Still, constant and nothing are only slightly better than distance. Also, throughput of constant is only a little more than nothing.

Problem #2 - Dead code

The flaw in the earlier code is that the return value from the distance and constant weren’t being used. So, the JVM did dead-code elimination and could have removed the call altogether. This is also because the method had no side effect like printing or updating a variable. Let us modify the code to capture and assign the return value into a static method (to verify this assumption)

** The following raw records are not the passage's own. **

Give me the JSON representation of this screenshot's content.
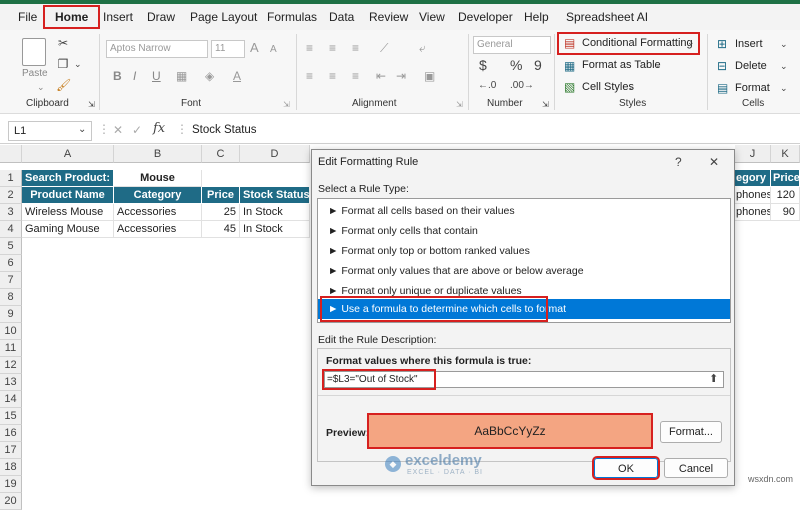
{
  "menu": {
    "items": [
      "File",
      "Home",
      "Insert",
      "Draw",
      "Page Layout",
      "Formulas",
      "Data",
      "Review",
      "View",
      "Developer",
      "Help",
      "Spreadsheet AI"
    ]
  },
  "ribbon": {
    "clipboard": {
      "paste_label": "Paste",
      "group_label": "Clipboard"
    },
    "font": {
      "font_name": "Aptos Narrow",
      "font_size": "11",
      "group_label": "Font",
      "bold": "B",
      "italic": "I",
      "underline": "U",
      "grow": "A",
      "shrink": "A"
    },
    "alignment": {
      "group_label": "Alignment"
    },
    "number": {
      "format": "General",
      "currency": "$",
      "percent": "%",
      "comma": "9",
      "group_label": "Number"
    },
    "styles": {
      "conditional_formatting": "Conditional Formatting",
      "format_as_table": "Format as Table",
      "cell_styles": "Cell Styles",
      "group_label": "Styles"
    },
    "cells": {
      "insert": "Insert",
      "delete": "Delete",
      "format": "Format",
      "group_label": "Cells"
    }
  },
  "formula_bar": {
    "name_box": "L1",
    "cancel": "✕",
    "enter": "✓",
    "fx": "fx",
    "content": "Stock Status"
  },
  "grid": {
    "columns": [
      "A",
      "B",
      "C",
      "D",
      "J",
      "K"
    ],
    "rows": [
      "1",
      "2",
      "3",
      "4",
      "5",
      "6",
      "7",
      "8",
      "9",
      "10",
      "11",
      "12",
      "13",
      "14",
      "15",
      "16",
      "17",
      "18",
      "19",
      "20"
    ],
    "search_label": "Search Product:",
    "search_value": "Mouse",
    "headers": [
      "Product Name",
      "Category",
      "Price",
      "Stock Status"
    ],
    "data_rows": [
      [
        "Wireless Mouse",
        "Accessories",
        "25",
        "In Stock"
      ],
      [
        "Gaming Mouse",
        "Accessories",
        "45",
        "In Stock"
      ]
    ],
    "right_headers": [
      "egory",
      "Price"
    ],
    "right_rows": [
      [
        "phones",
        "120"
      ],
      [
        "phones",
        "90"
      ]
    ]
  },
  "dialog": {
    "title": "Edit Formatting Rule",
    "help": "?",
    "close": "✕",
    "select_label": "Select a Rule Type:",
    "rule_types": [
      "Format all cells based on their values",
      "Format only cells that contain",
      "Format only top or bottom ranked values",
      "Format only values that are above or below average",
      "Format only unique or duplicate values",
      "Use a formula to determine which cells to format"
    ],
    "selected_index": 5,
    "edit_label": "Edit the Rule Description:",
    "formula_label": "Format values where this formula is true:",
    "formula": "=$L3=\"Out of Stock\"",
    "preview_label": "Preview:",
    "preview_text": "AaBbCcYyZz",
    "preview_color": "#f4a582",
    "format_button": "Format...",
    "ok": "OK",
    "cancel": "Cancel"
  },
  "watermark": {
    "name": "exceldemy",
    "tagline": "EXCEL · DATA · BI"
  },
  "site": "wsxdn.com",
  "colors": {
    "accent": "#1e7145",
    "table_header": "#1f6b86",
    "selection": "#0078d7",
    "highlight": "#d6201f"
  }
}
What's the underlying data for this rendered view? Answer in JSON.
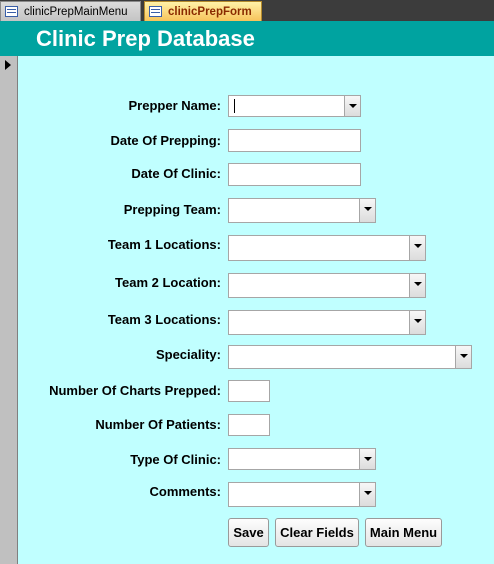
{
  "tabs": [
    {
      "label": "clinicPrepMainMenu",
      "active": false
    },
    {
      "label": "clinicPrepForm",
      "active": true
    }
  ],
  "form": {
    "title": "Clinic Prep Database",
    "fields": {
      "prepper_name": {
        "label": "Prepper Name:",
        "value": ""
      },
      "date_of_prepping": {
        "label": "Date Of Prepping:",
        "value": ""
      },
      "date_of_clinic": {
        "label": "Date Of Clinic:",
        "value": ""
      },
      "prepping_team": {
        "label": "Prepping Team:",
        "value": ""
      },
      "team1_locations": {
        "label": "Team 1 Locations:",
        "value": ""
      },
      "team2_location": {
        "label": "Team 2 Location:",
        "value": ""
      },
      "team3_locations": {
        "label": "Team 3 Locations:",
        "value": ""
      },
      "speciality": {
        "label": "Speciality:",
        "value": ""
      },
      "charts_prepped": {
        "label": "Number Of Charts Prepped:",
        "value": ""
      },
      "num_patients": {
        "label": "Number Of Patients:",
        "value": ""
      },
      "type_of_clinic": {
        "label": "Type Of Clinic:",
        "value": ""
      },
      "comments": {
        "label": "Comments:",
        "value": ""
      }
    },
    "buttons": {
      "save": "Save",
      "clear": "Clear Fields",
      "main_menu": "Main Menu"
    }
  },
  "colors": {
    "header": "#00a3a0",
    "form_background": "#c0ffff",
    "active_tab": "#f7c35b"
  },
  "icons": [
    "form-tab-icon",
    "record-selector-arrow-icon",
    "dropdown-arrow-icon"
  ]
}
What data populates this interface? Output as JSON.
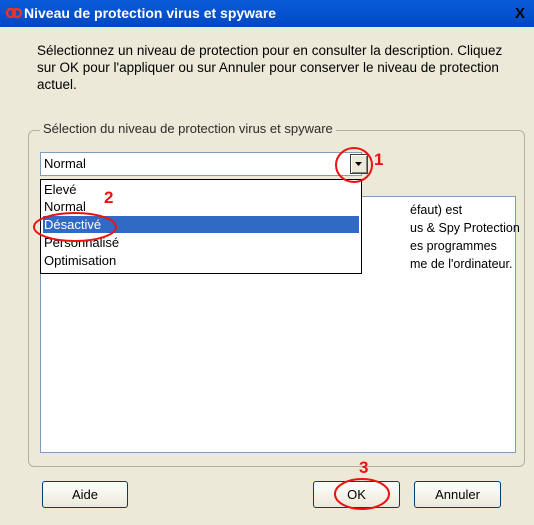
{
  "window": {
    "title": "Niveau de protection virus et spyware",
    "close_label": "X"
  },
  "description": "Sélectionnez un niveau de protection pour en consulter la description. Cliquez sur OK pour l'appliquer ou sur Annuler pour conserver le niveau de protection actuel.",
  "group": {
    "label": "Sélection du niveau de protection virus et spyware"
  },
  "combo": {
    "value": "Normal"
  },
  "dropdown": {
    "items": [
      "Elevé",
      "Normal",
      "Désactivé",
      "Personnalisé",
      "Optimisation"
    ],
    "selected_index": 2
  },
  "description_box": {
    "visible_fragments": [
      "éfaut) est",
      "us & Spy Protection",
      "es programmes",
      "me de l'ordinateur."
    ]
  },
  "buttons": {
    "help": "Aide",
    "ok": "OK",
    "cancel": "Annuler"
  },
  "annotations": [
    "1",
    "2",
    "3"
  ],
  "colors": {
    "annotation": "#ee1111",
    "selection": "#316ac5",
    "titlebar": "#0553d0"
  }
}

//Introduce a couple of static variables
private static double distanceResult;
private static double constantResult;

Assign the method return value to these variables as

distanceResult = distance(0.0d, 0.0d, 10.0d, 10.0d);

constantResult = constant(0.0d, 0.0d, 10.0d, 10.0d);

Running prodcues results that look like:

Running benchmark constant:
26243140 ops/ms (warmup) | 31346830 ops/ms (warmup) | 31713300 ops/ms | 31833370 ops/ms | 30791640 ops/ms | 26156690 ops/ms | 29175830 ops/ms | 
[ ~29934166 ops/ms ]
Running benchmark distance:
32684780 ops/ms (warmup) | 32769140 ops/ms (warmup) | 30256250 ops/ms | 31462930 ops/ms | 32045460 ops/ms | 32808940 ops/ms | 32855230 ops/ms | 
[ ~31885762 ops/ms ]
Running benchmark nothing:
41600420 ops/ms (warmup) | 40866500 ops/ms (warmup) | 40338580 ops/ms | 40310600 ops/ms | 40955160 ops/ms | 41445580 ops/ms | 42577570 ops/ms | 
[ ~41125498 ops/ms ]

nothing has the highest throughput followed by distance and constant.

How is still constant appearing to be slower than distance?

Problem #3 - Constant folding

The arguments to the constant method and the return value are constants and hence don’t change each time. The virtual machine can thus do a constant-folding. Hence, the method call may not happen all the time.

Calling distance and constant from three static variables (like distanceResult = distance(a, b, c, d);) changes the numbers like (but not always)

Running benchmark constant:
22834090 ops/ms (warmup) | 27116440 ops/ms (warmup) | 27574240 ops/ms | 30435040 ops/ms | 32922930 ops/ms | 29373350 ops/ms | 30817380 ops/ms | 
[ ~30224588 ops/ms ]
Running benchmark distance:
31483640 ops/ms (warmup) | 31958920 ops/ms (warmup) | 31439330 ops/ms | 30290550 ops/ms | 26243510 ops/ms | 21762890 ops/ms | 30465080 ops/ms | 
[ ~28040272 ops/ms ]
Running benchmark nothing:
40128090 ops/ms (warmup) | 41957190 ops/ms (warmup) | 31279280 ops/ms | 40729830 ops/ms | 37859870 ops/ms | 39615330 ops/ms | 40597810 ops/ms | 
[ ~38016424 ops/ms ]

This has a relative throughput numbers as expected (distance < constant < nothing). But the results would vary if you change the order of the benchmark calls or even from run to run.

Summary

In this post, we developed on the very naive benchmarking approach from the previous post to build a reasonable and a better utility for benchmarking in Java. We saw three problems relating to isolating run, dead-code removal and constant folding and how this affected the benchmark numbers. The last version did try to avoid these but still is not a fool-proof benchmarking methodology to employ.

In the next post, we will look at the benchmarking framework called the Java Microbenchmarking Harness (JMH) that is used to building, running and analysing benchmarks in Java

Reference

This post was based on Avoiding Benchmarking Pitfalls on the JVM from Oracle.